Controls when deferred writes reach L3 (PostgreSQL):

| Strategy | Behavior |
|---|---|
| `ALWAYS` | Every `save_entity()` writes to L3 immediately |
| `ON_CHECKPOINT` | Writes buffer to L1 + L2; flushes to L3 on explicit `flush_pending()` call |
| `ON_SCHEDULE` | Same as ON_CHECKPOINT but with timer-based auto-flush |
| `ON_SHUTDOWN` | Writes buffer; flushes to L3 on application shutdown |

Only tables listed in `collection_flush_tables` are eligible for deferred writes. All other tables always write immediately regardless of strategy.

## Optimistic Locking

Collections use `date_updated` for optimistic locking. When saving an existing entity, the `save_to_store` implementation should check:

```sql
UPDATE users SET ... WHERE user_id = $1 AND date_updated = $2
```

If `rows_affected == 0` for an UPDATE, `BaseCollection.save_entity()` raises `ConcurrentModificationError`.

## Subclassing Guide

**BaseEntity**: Set `primary_key_field` to your PK column name.
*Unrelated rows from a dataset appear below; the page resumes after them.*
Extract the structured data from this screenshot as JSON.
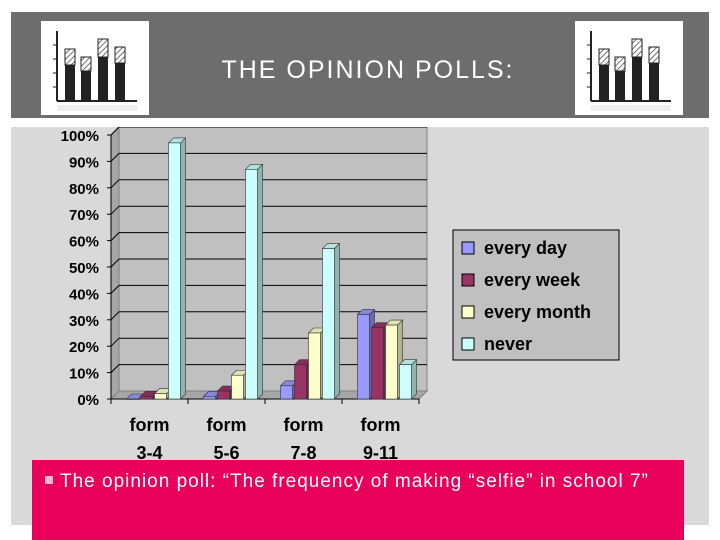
{
  "slide": {
    "title": "THE OPINION POLLS:",
    "caption": "The opinion poll: “The frequency of making “selfie” in school 7”"
  },
  "logo_icon": "bar-chart-icon",
  "colors": {
    "header": "#6d6d6d",
    "caption_box": "#e8005a",
    "plot_bg": "#c0c0c0"
  },
  "chart_data": {
    "type": "bar",
    "categories": [
      [
        "form",
        "3-4"
      ],
      [
        "form",
        "5-6"
      ],
      [
        "form",
        "7-8"
      ],
      [
        "form",
        "9-11"
      ]
    ],
    "series": [
      {
        "name": "every day",
        "values": [
          0,
          1,
          5,
          32
        ],
        "color": "#9999ff"
      },
      {
        "name": "every week",
        "values": [
          1,
          3,
          13,
          27
        ],
        "color": "#993366"
      },
      {
        "name": "every month",
        "values": [
          2,
          9,
          25,
          28
        ],
        "color": "#ffffcc"
      },
      {
        "name": "never",
        "values": [
          97,
          87,
          57,
          13
        ],
        "color": "#ccffff"
      }
    ],
    "yticks": [
      "0%",
      "10%",
      "20%",
      "30%",
      "40%",
      "50%",
      "60%",
      "70%",
      "80%",
      "90%",
      "100%"
    ],
    "ylim": [
      0,
      100
    ],
    "legend_position": "right",
    "grid": true
  }
}
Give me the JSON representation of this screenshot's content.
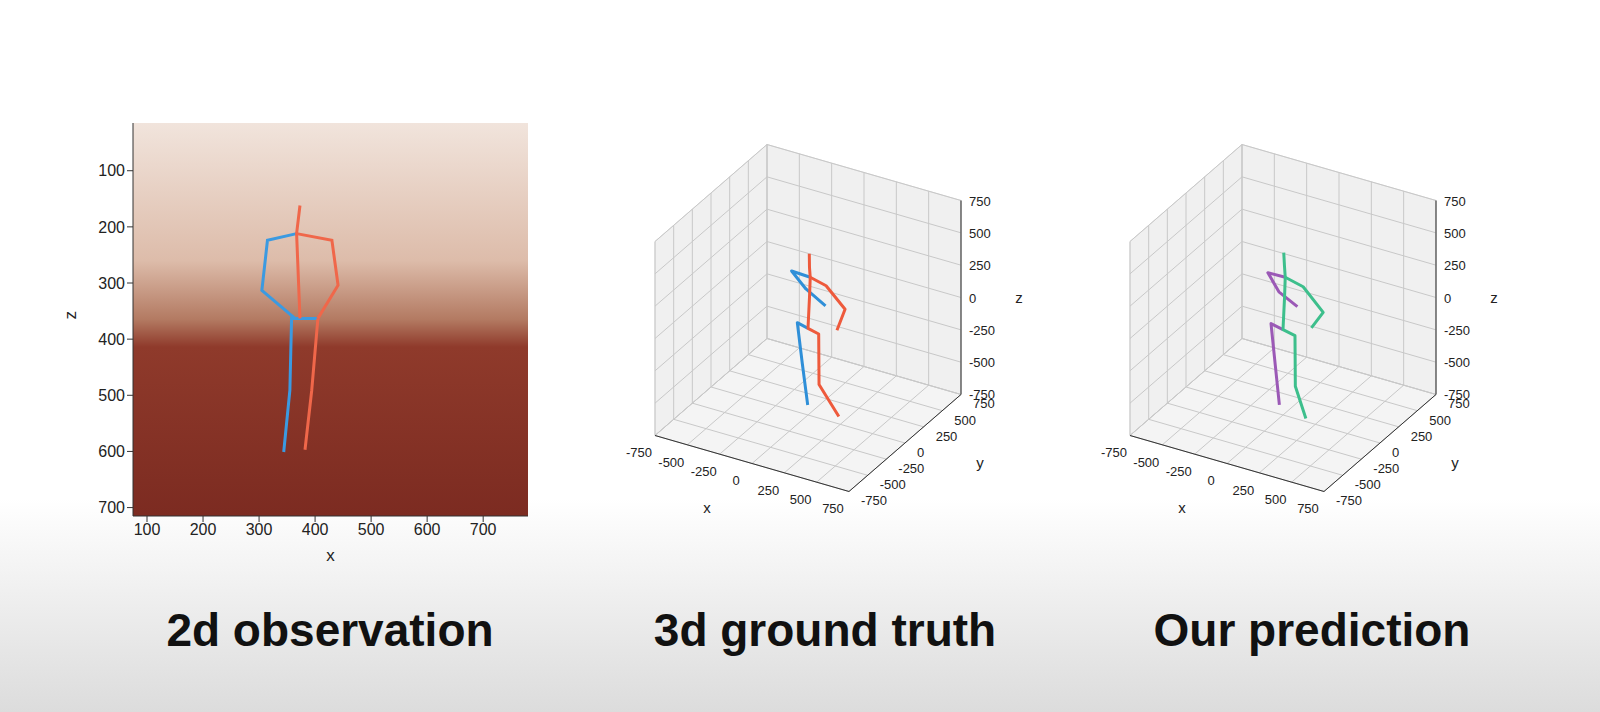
{
  "chart_data": [
    {
      "type": "line",
      "title": "2d observation",
      "xlabel": "x",
      "ylabel": "z",
      "xlim": [
        75,
        780
      ],
      "ylim": [
        15,
        715
      ],
      "xticks": [
        100,
        200,
        300,
        400,
        500,
        600,
        700
      ],
      "yticks": [
        100,
        200,
        300,
        400,
        500,
        600,
        700
      ],
      "series": [
        {
          "color": "#3b9ae1",
          "x": [
            367,
            315,
            305,
            364
          ],
          "values": [
            212,
            224,
            313,
            363
          ]
        },
        {
          "color": "#3b9ae1",
          "x": [
            405,
            358,
            355,
            344
          ],
          "values": [
            363,
            363,
            491,
            601
          ]
        },
        {
          "color": "#f0674a",
          "x": [
            373,
            367,
            373
          ],
          "values": [
            162,
            212,
            363
          ]
        },
        {
          "color": "#f0674a",
          "x": [
            367,
            430,
            441,
            405
          ],
          "values": [
            212,
            224,
            304,
            363
          ]
        },
        {
          "color": "#f0674a",
          "x": [
            405,
            394,
            382
          ],
          "values": [
            363,
            491,
            597
          ]
        }
      ]
    },
    {
      "type": "line3d",
      "title": "3d ground truth",
      "xlabel": "x",
      "ylabel": "y",
      "zlabel": "z",
      "xlim": [
        -750,
        750
      ],
      "ylim": [
        -750,
        750
      ],
      "zlim": [
        -750,
        750
      ],
      "xticks": [
        -750,
        -500,
        -250,
        0,
        250,
        500,
        750
      ],
      "yticks": [
        -750,
        -500,
        -250,
        0,
        250,
        500,
        750
      ],
      "zticks": [
        -750,
        -500,
        -250,
        0,
        250,
        500,
        750
      ],
      "grid": true,
      "series": [
        {
          "color": "#2f8fd8",
          "x": [
            -60,
            -90,
            -100,
            0
          ],
          "y": [
            100,
            80,
            30,
            0
          ],
          "z": [
            -740,
            -420,
            -80,
            -80
          ]
        },
        {
          "color": "#2f8fd8",
          "x": [
            20,
            -120,
            -150,
            0
          ],
          "y": [
            200,
            180,
            40,
            30
          ],
          "z": [
            0,
            100,
            300,
            300
          ]
        },
        {
          "color": "#ee5a3c",
          "x": [
            250,
            120,
            100,
            0,
            0,
            0,
            0,
            10
          ],
          "y": [
            -20,
            -60,
            -30,
            0,
            20,
            30,
            20,
            0
          ],
          "z": [
            -680,
            -450,
            -80,
            -80,
            150,
            300,
            380,
            500
          ]
        },
        {
          "color": "#ee5a3c",
          "x": [
            0,
            140,
            200,
            120
          ],
          "y": [
            30,
            0,
            150,
            180
          ],
          "z": [
            300,
            290,
            50,
            -150
          ]
        }
      ]
    },
    {
      "type": "line3d",
      "title": "Our prediction",
      "xlabel": "x",
      "ylabel": "y",
      "zlabel": "z",
      "xlim": [
        -750,
        750
      ],
      "ylim": [
        -750,
        750
      ],
      "zlim": [
        -750,
        750
      ],
      "xticks": [
        -750,
        -500,
        -250,
        0,
        250,
        500,
        750
      ],
      "yticks": [
        -750,
        -500,
        -250,
        0,
        250,
        500,
        750
      ],
      "zticks": [
        -750,
        -500,
        -250,
        0,
        250,
        500,
        750
      ],
      "grid": true,
      "series": [
        {
          "color": "#9b59b6",
          "x": [
            -80,
            -100,
            -110,
            0
          ],
          "y": [
            90,
            70,
            30,
            0
          ],
          "z": [
            -740,
            -430,
            -90,
            -90
          ]
        },
        {
          "color": "#9b59b6",
          "x": [
            -10,
            -130,
            -140,
            0
          ],
          "y": [
            210,
            170,
            40,
            30
          ],
          "z": [
            -20,
            80,
            290,
            300
          ]
        },
        {
          "color": "#3dbf8c",
          "x": [
            200,
            130,
            110,
            0,
            0,
            0,
            0,
            0
          ],
          "y": [
            -40,
            -60,
            -30,
            0,
            20,
            30,
            20,
            10
          ],
          "z": [
            -700,
            -460,
            -90,
            -90,
            140,
            300,
            390,
            500
          ]
        },
        {
          "color": "#3dbf8c",
          "x": [
            0,
            150,
            230,
            110
          ],
          "y": [
            30,
            10,
            140,
            190
          ],
          "z": [
            300,
            280,
            40,
            -140
          ]
        }
      ]
    }
  ]
}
Add computed properties as needed. Do NOT store data in instance attributes. All data lives in L1.

**BaseCollection**: Set `primary_key_column`. Implement the 5 abstract methods: `fetch_from_store`, `save_to_store`, `delete_from_store`, `serialize`, `deserialize`. Use `self.l3_pool` for database access. Add domain-specific query methods (e.g., `find_by_email`).